Deru kendaraan, hiruk pikuk pasar, atau perbincangan hangat di warung kopi, semuanya adalah bagian dari kehidupan kita. Namun, di antara berbagai macam suara, ada satu yang secara khusus disorot dalam ajaran Islam: suara keledai. Bukan karena hewan ini tak punya hak hidup, namun karena suara ringkikannya dianggap memiliki makna yang lebih dalam. Mengapa Allah membenci suara keledai, dan apa hubungannya dengan adab serta perlawanan terhadap kejahatan?
Dalam Al-Quran, tepatnya surat Luqman ayat 19, Allah menggunakan suara keledai sebagai perumpamaan. Bukan berarti Allah membenci hewan tersebut, tetapi lebih kepada kualitas suara ringkikan yang melengking dan mengganggu. Suara ini menjadi simbol dari percakapan yang kasar, tidak enak didengar, bahkan menyakiti hati.

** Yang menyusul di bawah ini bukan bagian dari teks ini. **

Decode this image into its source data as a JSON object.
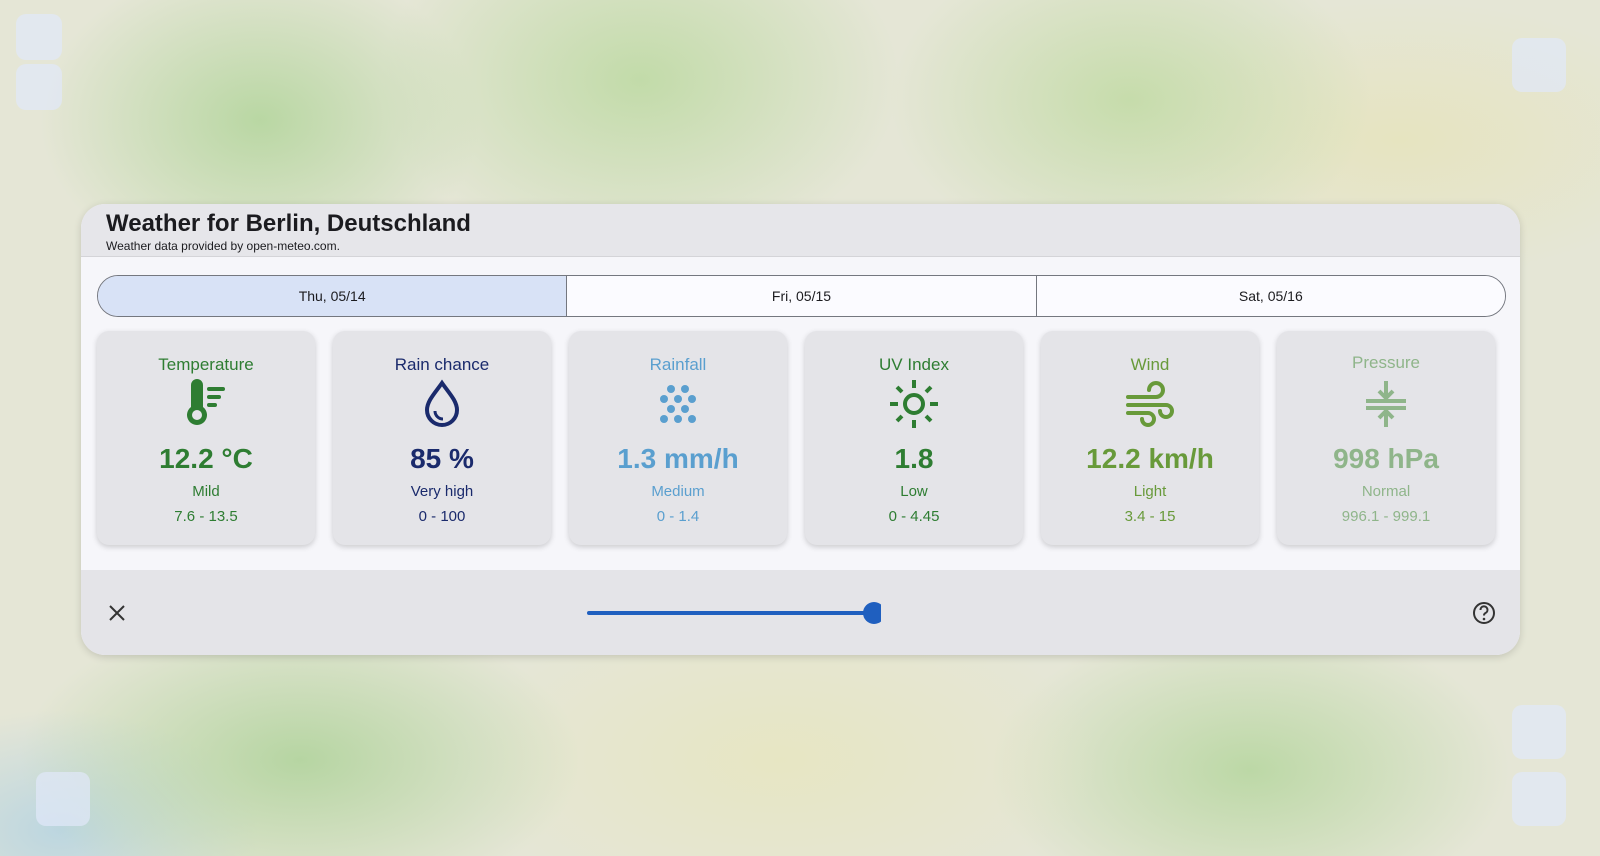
{
  "header": {
    "title": "Weather for Berlin, Deutschland",
    "subtitle": "Weather data provided by open-meteo.com."
  },
  "tabs": [
    "Thu, 05/14",
    "Fri, 05/15",
    "Sat, 05/16"
  ],
  "cards": [
    {
      "title": "Temperature",
      "value": "12.2 °C",
      "level": "Mild",
      "range": "7.6 - 13.5"
    },
    {
      "title": "Rain chance",
      "value": "85 %",
      "level": "Very high",
      "range": "0 - 100"
    },
    {
      "title": "Rainfall",
      "value": "1.3 mm/h",
      "level": "Medium",
      "range": "0 - 1.4"
    },
    {
      "title": "UV Index",
      "value": "1.8",
      "level": "Low",
      "range": "0 - 4.45"
    },
    {
      "title": "Wind",
      "value": "12.2 km/h",
      "level": "Light",
      "range": "3.4 - 15"
    },
    {
      "title": "Pressure",
      "value": "998 hPa",
      "level": "Normal",
      "range": "996.1 - 999.1"
    }
  ]
}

Ini adalah teguran halus tentang pentingnya menjaga adab berbicara, sebuah aspek kehidupan yang sering kali terabaikan.
Islam, sebagai agama yang mengatur seluruh aspek kehidupan, memang menekankan pentingnya berucap dengan lembut dan santun. Berbicara dengan nada tinggi, apalagi berteriak-teriak, dianggap sebagai tindakan yang tidak terpuji. Bukan hanya soal tata krama, tapi juga soal menjaga ketenangan dan harmoni dalam kehidupan sosial. Suara keledai, dalam konteks ini, menjadi pengingat bahwa berucap adalah cerminan dari hati dan pikiran kita.
Also Read
Namun, pemaknaan suara keledai tidak berhenti di soal adab berbicara. Dalam Tafsir Ibnu Katsir, suara keledai dikaitkan dengan keberadaan setan. Dikatakan bahwa ketika keledai meringkik, ia sedang melihat setan. Oleh karena itu, umat Islam dianjurkan untuk berlindung kepada Allah saat mendengar suara tersebut. Ini bukan sekadar mitos, namun sebuah simbolisme bahwa suara yang bising dan mengganggu bisa menjadi pintu masuk bagi energi negatif.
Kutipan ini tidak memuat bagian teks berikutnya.